You see, no one can earn the right to be part of a community based on grace. If it’s based on grace, it’s not based on merit, or goodness, or worthiness, or race. If it’s based on grace, no one deserves to be a part of it, because it’s not about deserving. When the nation of Israel saw the ten commandments as a way to earn merit before God, that short-circuited the purpose of the law, which was to lead them to Jesus.

They began to think they had a divine right to be part of God’s community. They forgot it was by grace, and began to think it was by race. They set up artificial barriers to define who was in and who was out, to provide a clear line of separation between God’s people and those outside God’s people. This is how they stumbled over Jesus, the stone that makes men stumble because he embodies God’s grace.

Jesus offered people a place at his table based on faith in him. You see, faith isn’t just another work, just another attempt to earn our way to God. Faith by its very nature admits that there’s nothing I can give, no way I can merit a relationship with God. Faith is the empty hand that admits it has nothing to offer. The empty hand of faith is no longer clinging to merits and works, it’s released its hold on religious attempts to earn our way to God. The empty hand of faith simply receives the free gift. This is why, at the finish line of the race--the finish line of a right relationship with God--the most religious people stumbled and fell, yet the most irreligious, unlikely people crossed the finish line.

Who can be a part of God’s community of grace? Do we demand that people clean up their act first, become like us, and scrub their lives clean of all failure and struggle? Do we put people through a morality test to see how ethical they are? Do we ask them how they voted in the last election? Or do we receive them on the basis of their faith in Jesus Christ alone? Do we receive them by their confession that Jesus loves them, has died for them, and saves them? Do we trust that faith in Jesus is enough to change their lives, to clean up their lives, to empower them to become like Jesus?

You see, only the good news of Jesus Christ can truly and genuinely change human lives. What therapy, social action, new laws, recovery groups, and every other human solution is powerless to do, the message of Jesus Christ can do. That’s why Paul told us back in chapter one that this message is the power of God in action for the salvation of everyone who has faith in it (Rom 1:17).

I think about this when we come to the communion table together, as we did this morning. All kinds of people, none of us deserving a place at the table with Jesus. None of us worthy, none of us with a claim on God or a leg to stand on. Yet we come by grace, not because of what we’ve done, but because of what Jesus has done for us.

Conclusion

What does a community based on God’s grace look like? In some respects, I can’t imagine because I’ve never seen a community of Christians that truly and fully understands this. We see glimmers of it in the book of Revelation, with that immense crowd of people from every language, every tribe, every nationality, all worshipping God. Yet here I see a community what wants to live like this, a group of Christians that wants to embody this grace. We fail, we exclude, we hurt each other, we form "in groups" and "out groups." Yet God is patient with us, reminding us of his grace, that no amount of sinning can make God love us less and no amount of goodness can make God love us more.

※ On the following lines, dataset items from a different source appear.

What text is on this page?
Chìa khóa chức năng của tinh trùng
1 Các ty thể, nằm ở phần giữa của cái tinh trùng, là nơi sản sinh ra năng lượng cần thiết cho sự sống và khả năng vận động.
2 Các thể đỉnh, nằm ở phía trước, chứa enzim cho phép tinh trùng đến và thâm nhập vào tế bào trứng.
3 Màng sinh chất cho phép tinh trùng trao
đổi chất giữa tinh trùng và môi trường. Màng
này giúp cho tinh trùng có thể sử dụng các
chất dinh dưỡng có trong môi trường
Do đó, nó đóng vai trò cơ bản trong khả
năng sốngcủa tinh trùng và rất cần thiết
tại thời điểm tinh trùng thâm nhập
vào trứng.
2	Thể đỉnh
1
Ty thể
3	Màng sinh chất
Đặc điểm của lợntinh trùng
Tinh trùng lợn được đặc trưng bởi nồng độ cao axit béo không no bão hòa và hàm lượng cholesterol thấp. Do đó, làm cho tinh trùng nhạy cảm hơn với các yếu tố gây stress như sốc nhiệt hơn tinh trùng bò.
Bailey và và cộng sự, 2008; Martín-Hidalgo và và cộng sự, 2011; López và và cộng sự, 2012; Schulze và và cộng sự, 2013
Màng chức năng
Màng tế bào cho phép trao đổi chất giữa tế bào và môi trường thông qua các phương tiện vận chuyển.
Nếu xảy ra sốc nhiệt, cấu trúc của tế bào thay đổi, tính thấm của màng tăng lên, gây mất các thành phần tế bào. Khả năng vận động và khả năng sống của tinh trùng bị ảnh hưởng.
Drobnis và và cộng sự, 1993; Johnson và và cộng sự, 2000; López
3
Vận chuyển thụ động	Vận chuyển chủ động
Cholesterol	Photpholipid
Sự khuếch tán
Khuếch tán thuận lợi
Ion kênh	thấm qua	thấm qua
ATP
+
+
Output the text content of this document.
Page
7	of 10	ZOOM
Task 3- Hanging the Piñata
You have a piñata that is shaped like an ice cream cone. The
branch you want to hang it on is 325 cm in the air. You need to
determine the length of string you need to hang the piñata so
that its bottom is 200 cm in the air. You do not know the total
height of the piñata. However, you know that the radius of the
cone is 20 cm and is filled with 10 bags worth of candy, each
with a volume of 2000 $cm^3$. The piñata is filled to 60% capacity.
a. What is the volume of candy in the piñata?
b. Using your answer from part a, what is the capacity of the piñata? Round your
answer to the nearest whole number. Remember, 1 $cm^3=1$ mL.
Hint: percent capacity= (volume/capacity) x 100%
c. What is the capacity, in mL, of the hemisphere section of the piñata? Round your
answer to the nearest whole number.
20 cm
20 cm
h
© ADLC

In fact, whenever we have a baptism I’m reminded of this calling to embody this grace. Whenever a person stands in front of us and gives a confession of faith, we don’t ask, "What political party are you?" we don’t ask, "Have you cleaned up your life?" we don’t ask, "Are you married or single?" We don’t say, "You have some tattoos, so we can’t receive you here." We don’t say, "You had an abortion, so you’re not welcome here." We don’t say, "You were once gay, so you have to prove yourself first." What do we ask? "Do you confess Jesus Christ as your Lord and believe in your heart that God raised him from the grave?"Nothing more, because that one confession is enough.

May God help us be a church that embodies the very grace that has called us into existence.